Atribuía-se ao ministro da Fazenda a seguinte declaração: "Só
posso saldar isso [a postura de
Lula" como algo positivo...".
Anotei o erro -o certo seria
"saudar", com "u"- para comentá-lo em crítica interna.
Pouco depois, um fax chegou, e,
nele, um assinante do jornal se
dizia "estarrecido". "Essa é de
lascar", reclamava. E, após sugerir "um cursinho de português"
ao responsável, concluía: "Leitor
da Folha há meio século, fico
triste de ver esses escorregões".
Alertar para erros de português não está entre as atribuições principais do ombudsman.
O jornal tem um programa específico para isso. O tal fax, porém,
deixou claro que erros de forma
(gramática, digitação, linguagem) podem ser tão irritantes e
agressivos para com os leitores
quanto os chamados erros de
conteúdo (informação equivocada, por exemplo).
O problema ganhou dimensão
maior, na última semana, devido também a outros tropeços.
Na segunda, texto de orientação a investidores começava assim: "Não haja sob impulso". Isso mesmo, com agá (verbo haver), quando o correto seria aja
(de agir).
Na terça, outro deslize, na boca do líder palestino Iasser Arafat: "Israel, com esses contínuos
ataques, está revelando ao mundo quais são suas reais intensões". Com "s" em vez do "ç".
Conversei com o professor Pasquale Cipro Neto, colunista do
jornal, sobre esses casos.
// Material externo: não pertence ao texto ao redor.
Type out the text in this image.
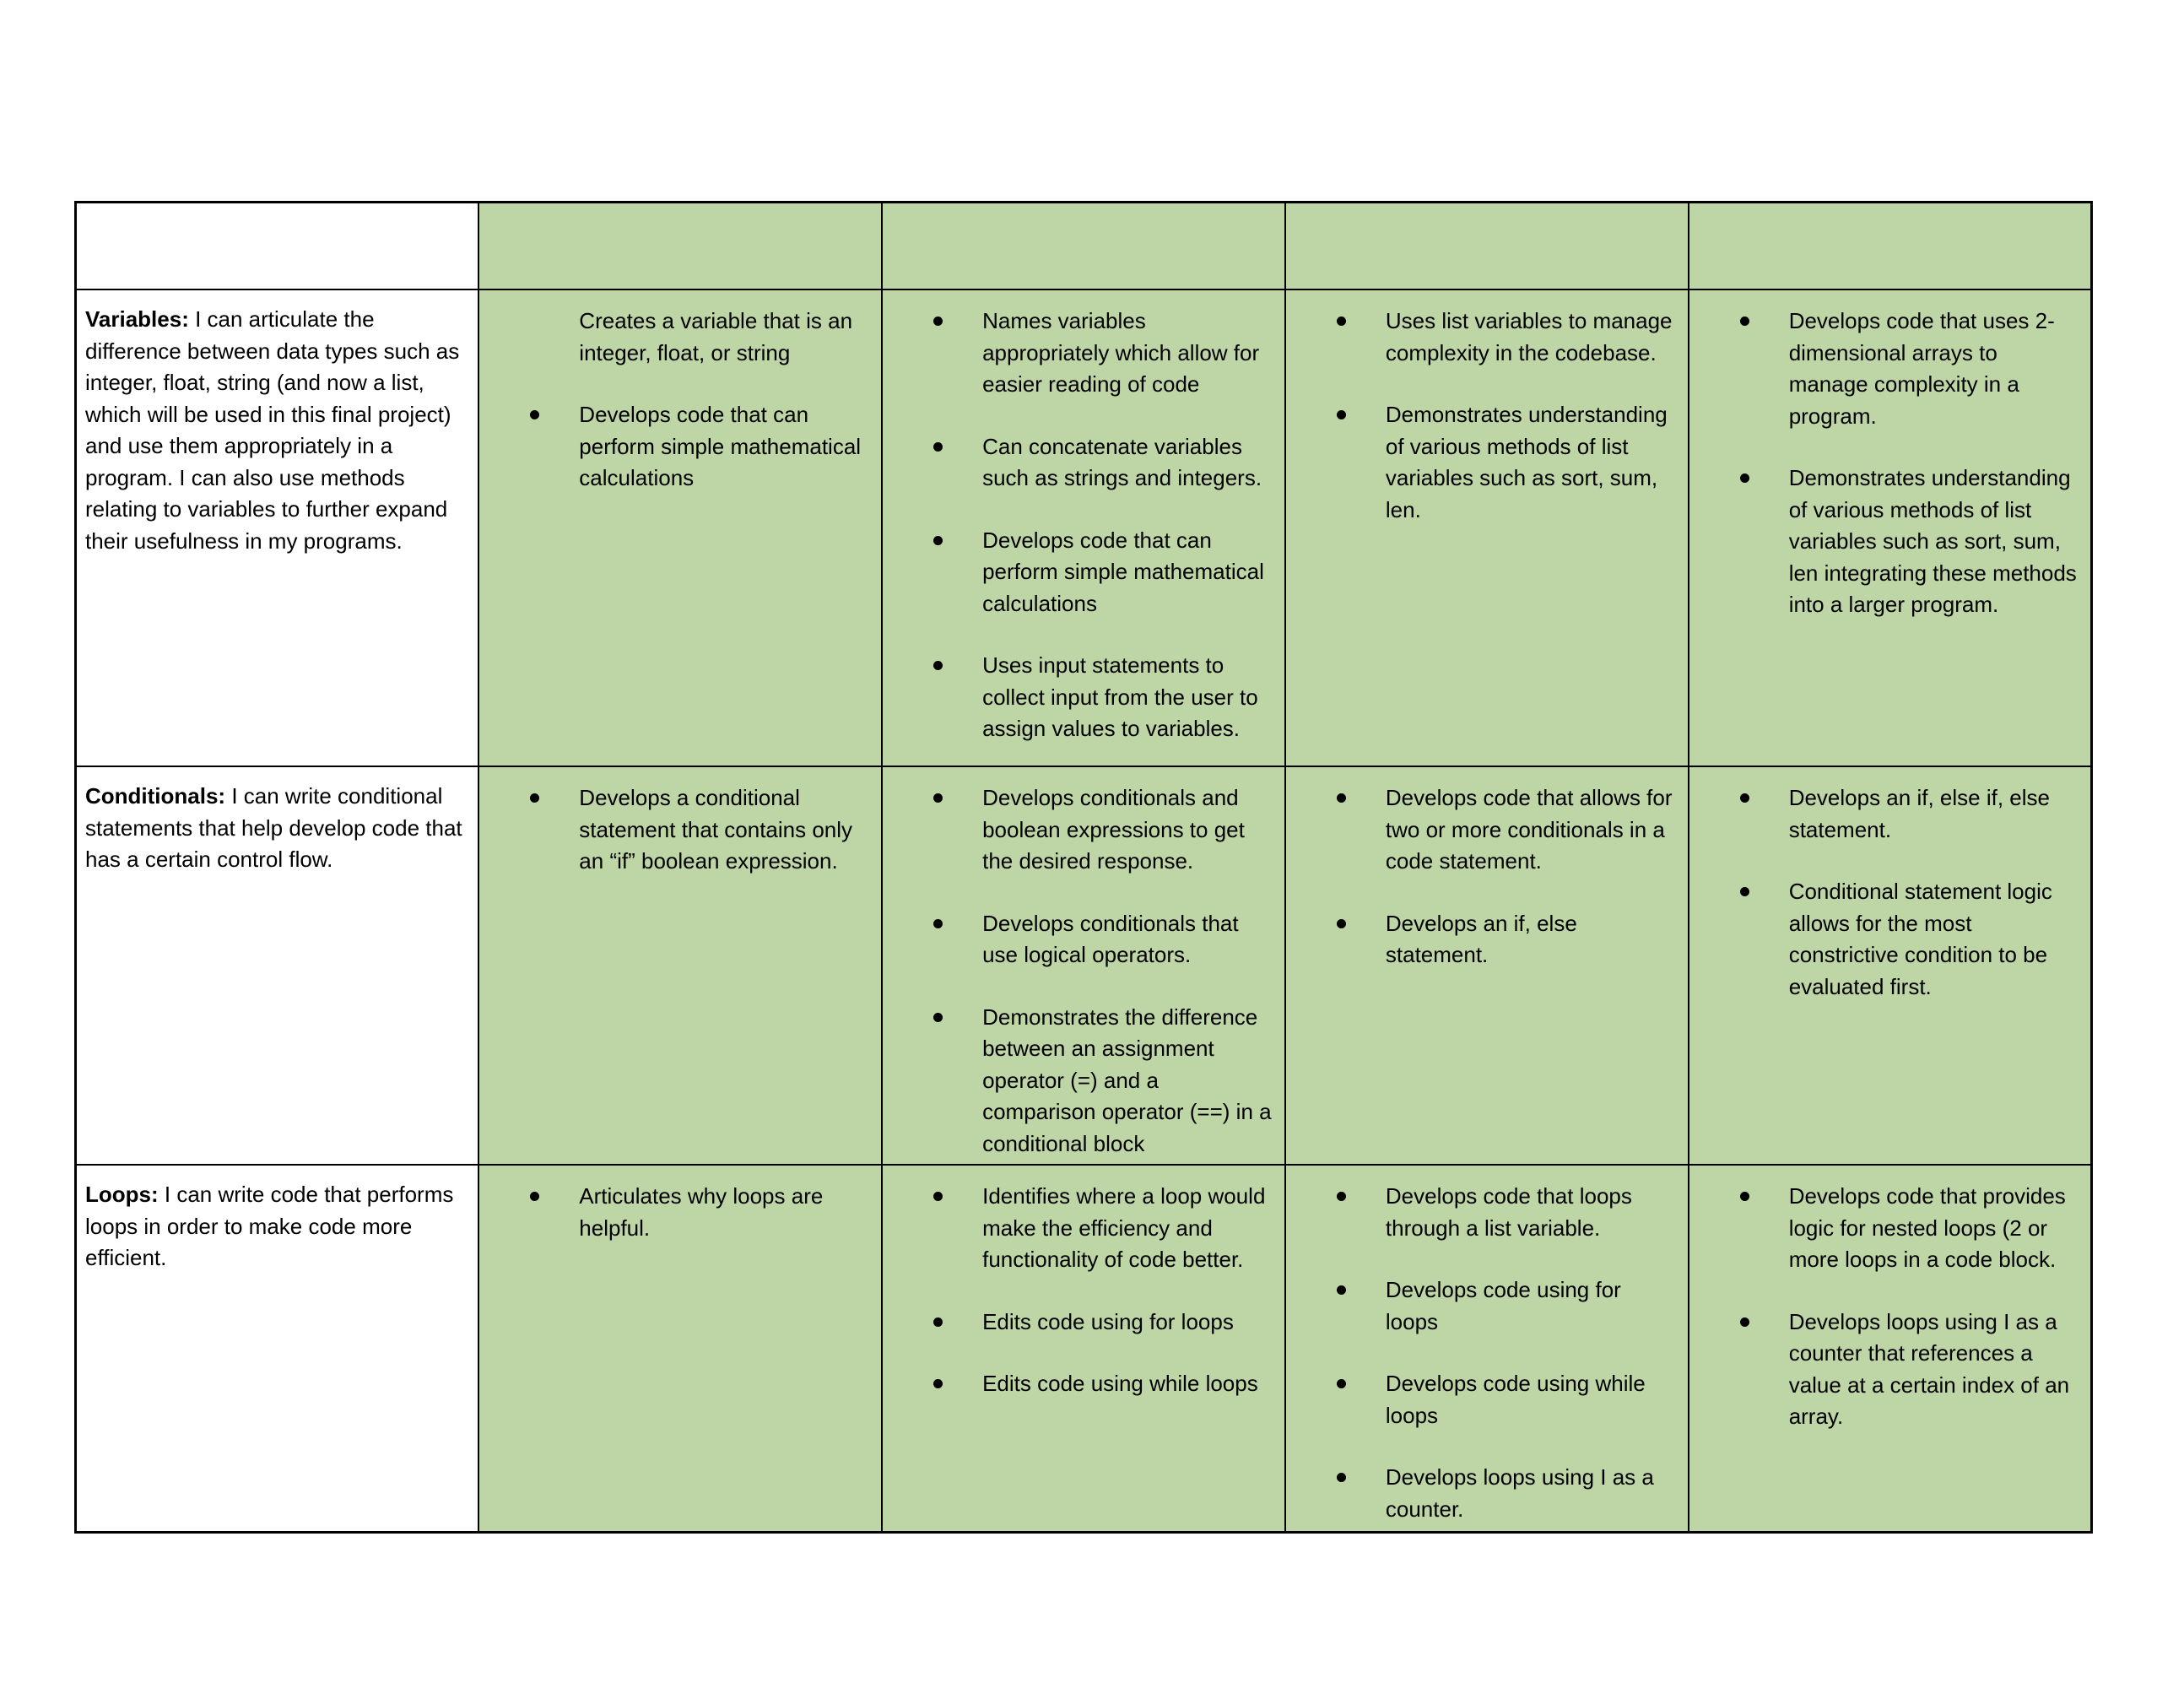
Variables: I can articulate the difference between data types such as integer, float, string (and now a list, which will be used in this final project) and use them appropriately in a program. I can also use methods relating to variables to further expand their usefulness in my programs.	
Creates a variable that is an integer, float, or string
Develops code that can perform simple mathematical calculations

Names variables appropriately which allow for easier reading of code
Can concatenate variables such as strings and integers.
Develops code that can perform simple mathematical calculations
Uses input statements to collect input from the user to assign values to variables.

Uses list variables to manage complexity in the codebase.
Demonstrates understanding of various methods of list variables such as sort, sum, len.

Develops code that uses 2-dimensional arrays to manage complexity in a program.
Demonstrates understanding of various methods of list variables such as sort, sum, len integrating these methods into a larger program.

Conditionals: I can write conditional statements that help develop code that has a certain control flow.	
Develops a conditional statement that contains only an “if” boolean expression.

Develops conditionals and boolean expressions to get the desired response.
Develops conditionals that use logical operators.
Demonstrates the difference between an assignment operator (=) and a comparison operator (==) in a conditional block

Develops code that allows for two or more conditionals in a code statement.
Develops an if, else statement.

Develops an if, else if, else statement.
Conditional statement logic allows for the most constrictive condition to be evaluated first.

Loops: I can write code that performs loops in order to make code more efficient.	
Articulates why loops are helpful.

Identifies where a loop would make the efficiency and functionality of code better.
Edits code using for loops
Edits code using while loops

Develops code that loops through a list variable.
Develops code using for loops
Develops code using while loops
Develops loops using I as a counter.

Develops code that provides logic for nested loops (2 or more loops in a code block.
Develops loops using I as a counter that references a value at a certain index of an array.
Para
ele, erros desse tipo não decorrem obrigatoriamente da ignorância. Podem ser fruto de um
fenômeno de condicionamento
da memória do jornalista, que,
na pressa do fechamento da edição, prioriza um registro automático derivado da incidência
maior ou menor do uso dessa ou
daquela palavra.
No caso do "haja", por exemplo: como as pessoas costumam
usar muito mais a palavra "haja" do que "aja", o "piloto automático" da escrita apressada
acaba privilegiando a primeira
(incorreta). O mesmo valeria em
saudar/saldar.
No terceiro caso, há uma diferença, já que, embora a palavra
intensões (com "s") exista (sinônimo de intensidade, veemência,
segundo o "Aurélio"), ela é de
uso quase nulo.
Qualidade
Depois de lembrar que o jornal
extinguiu a figura do "revisor"
desde os anos 80, o coordenador
do Programa de Qualidade da
Folha, Rogério Ortega, explica
que, para a empresa, "os jornalistas têm de se responsabilizar
pela correção das informações e
da linguagem, e não delegar essa
responsabilidade a terceiros".
As atividades do PQ, diz ele,
têm caráter "fortemente preventivo". Um resumo delas: os erros
são repassados às editorias; todos têm metas a cumprir; jornalistas são avaliados e premiados
também com base nisso; há um
"mural" na Redação voltado para erros graves; uma professora
dá assistência sete horas por dia;
à disposição, existem, ainda, o
dicionário "Aurélio" eletrônico,
um corretor ortográfico e obras
de referência.
Segundo Ortega, o jornal mantinha em junho o seu melhor desempenho deste ano (a média de
erros/coluna caiu de 0,62 em
março para 0,50).
Como é possível que, mesmo
com todo esse aparato, ainda se
cometam erros crassos?
Para o coordenador, isso "resulta de um misto de desatenção
no trabalho de fechamento e deficiências culturais básicas de alguns jornalistas".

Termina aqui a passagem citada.